Erst wollte er sich aus Jorans Armen winden, doch irgendetwas an dem Elf zog ihn an und so beließ er es. Warum sollte er sich auch von ihm lösen? Die Gefühle waren einfach zu berauschend, um sie einfach aufzugeben.
"Unten am See liegt mein Bündel. Ich habe ein Gelbstreifenfell bei mir und noch ein paar getrocknete Früchte und Fisch aus meiner Heimat. Lass uns die Sachen holen, dann können wir Farnkraut, was auch immer das ist, holen." Er schmiegte sich noch mal enger an den Körper hinter sich. Er wollte sich mit diesem Gefühl von Joran trennen.

Joran grinste in sich hinein, als er Sturmwinds Seufzen hörte und das sachte Streicheln auf seinem Handrücken spürte. 'Scheint dir also doch zu gefallen, Kleiner, was?', dachte er sich.

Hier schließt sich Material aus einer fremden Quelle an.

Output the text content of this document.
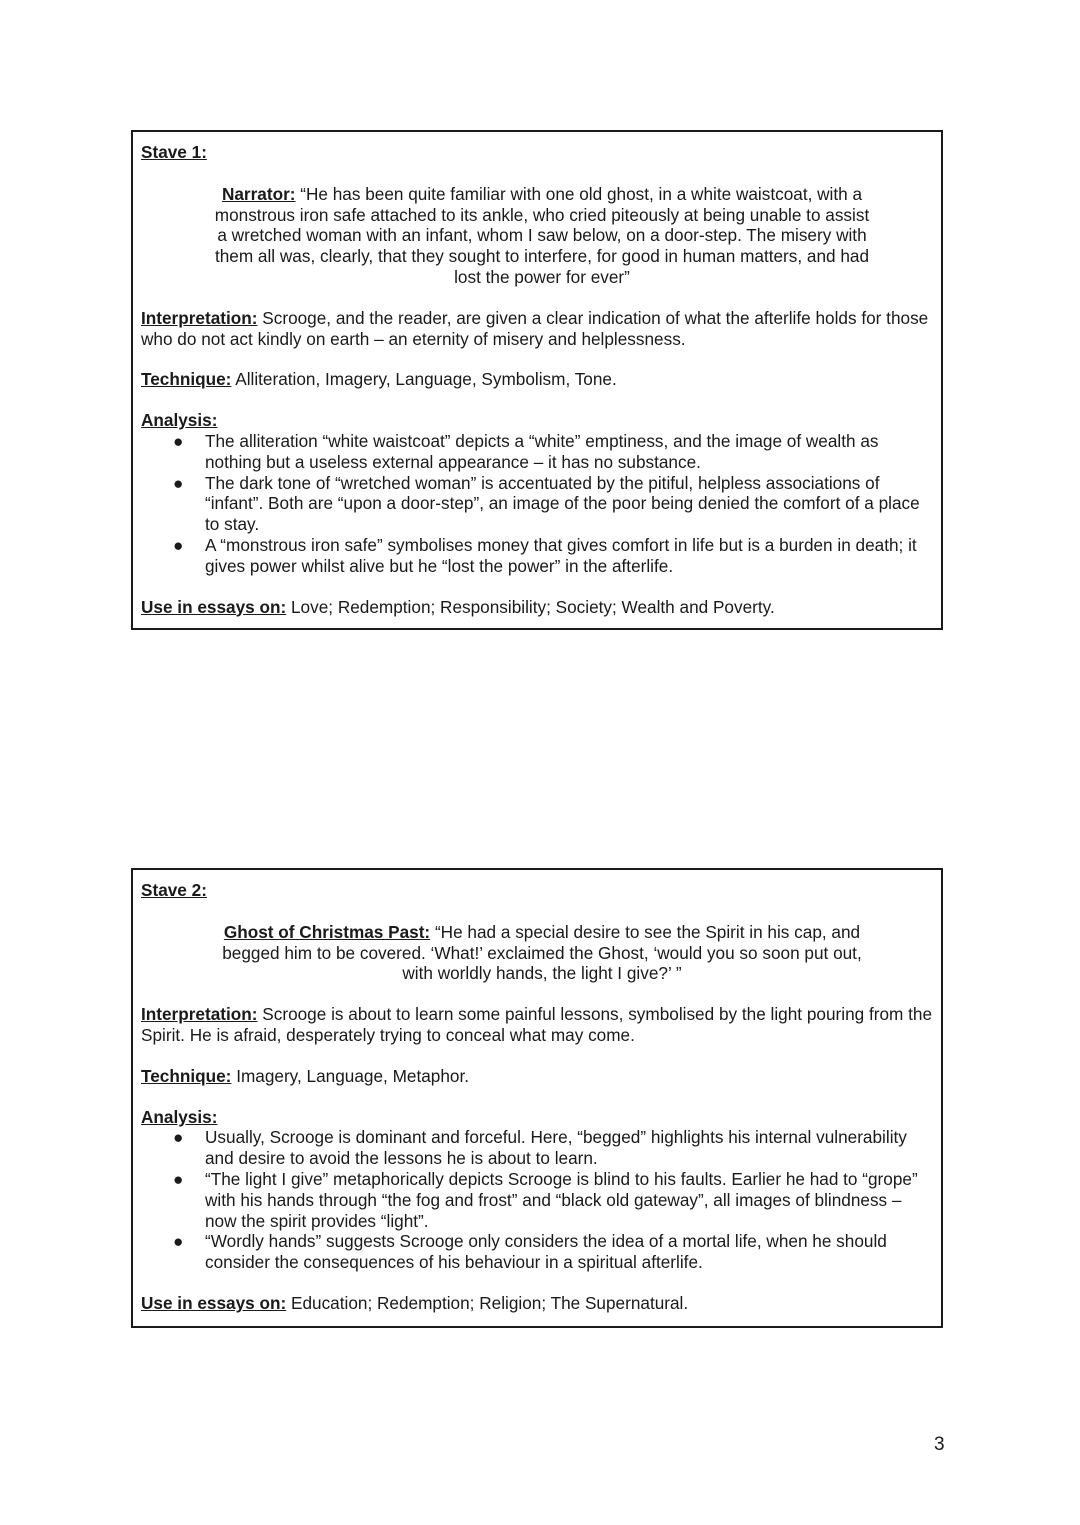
Stave 1:
Narrator: “He has been quite familiar with one old ghost, in a white waistcoat, with a monstrous iron safe attached to its ankle, who cried piteously at being unable to assist a wretched woman with an infant, whom I saw below, on a door-step. The misery with them all was, clearly, that they sought to interfere, for good in human matters, and had lost the power for ever”
Interpretation: Scrooge, and the reader, are given a clear indication of what the afterlife holds for those who do not act kindly on earth – an eternity of misery and helplessness.
Technique: Alliteration, Imagery, Language, Symbolism, Tone.
Analysis:
● The alliteration “white waistcoat” depicts a “white” emptiness, and the image of wealth as nothing but a useless external appearance – it has no substance.
● The dark tone of “wretched woman” is accentuated by the pitiful, helpless associations of “infant”. Both are “upon a door-step”, an image of the poor being denied the comfort of a place to stay.
● A “monstrous iron safe” symbolises money that gives comfort in life but is a burden in death; it gives power whilst alive but he “lost the power” in the afterlife.
Use in essays on: Love; Redemption; Responsibility; Society; Wealth and Poverty.
Stave 2:
Ghost of Christmas Past: “He had a special desire to see the Spirit in his cap, and begged him to be covered. ‘What!’ exclaimed the Ghost, ‘would you so soon put out, with worldly hands, the light I give?’ ”
Interpretation: Scrooge is about to learn some painful lessons, symbolised by the light pouring from the Spirit. He is afraid, desperately trying to conceal what may come.
Technique: Imagery, Language, Metaphor.
Analysis:
● Usually, Scrooge is dominant and forceful. Here, “begged” highlights his internal vulnerability and desire to avoid the lessons he is about to learn.
● “The light I give” metaphorically depicts Scrooge is blind to his faults. Earlier he had to “grope” with his hands through “the fog and frost” and “black old gateway”, all images of blindness – now the spirit provides “light”.
● “Wordly hands” suggests Scrooge only considers the idea of a mortal life, when he should consider the consequences of his behaviour in a spiritual afterlife.
Use in essays on: Education; Redemption; Religion; The Supernatural.
3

Als er die Worte des jungen Elfen vernahm, antwortete er dicht an dessen Ohr: "Dann lass uns deine Klamotten holen und schon mal in der Höhle verstauen." Schnell hauchte er ihm einen kaum fühlbaren Kuss aufs Ohr, bevor er sich erhob, um nun seinerseits seine Sachen schon mal in der Höhle hoch im Baum zu verstauen. Als er geschmeidig vom untersten Ast direkt vor Sturmwinds Füße sprang, grinste er breit.
"Du kennst kein Farnkraut? Das sind große, gefiederte Blätter, die in kleinen Büscheln wachsen. Sie trocknen gut, ohne zu faulen und man kann sie sowohl in frischem als auch in getrocknetem Zustand hervorragend als Fellunterlage benutzen. Wenn man dann noch ein paar bestimmte Kräuter dazwischen streut, dann verzieht sich auch das Ungeziefer, dass sich gern in so ein Lager einnistet und einem die Nachtruhe rauben kann." Mit einem Blick zum Himmel fügte er hinzu: "Wir sollten uns ein wenig sputen, der Himmel sieht nach einem Gewitter aus. Wenn das Farnkraut erst nassgeregnet ist, dann ist es doch nicht zu gebrauchen. Aber was, bei den Hohen, ist ein Gelbstreifen? Ist das ein Tier?"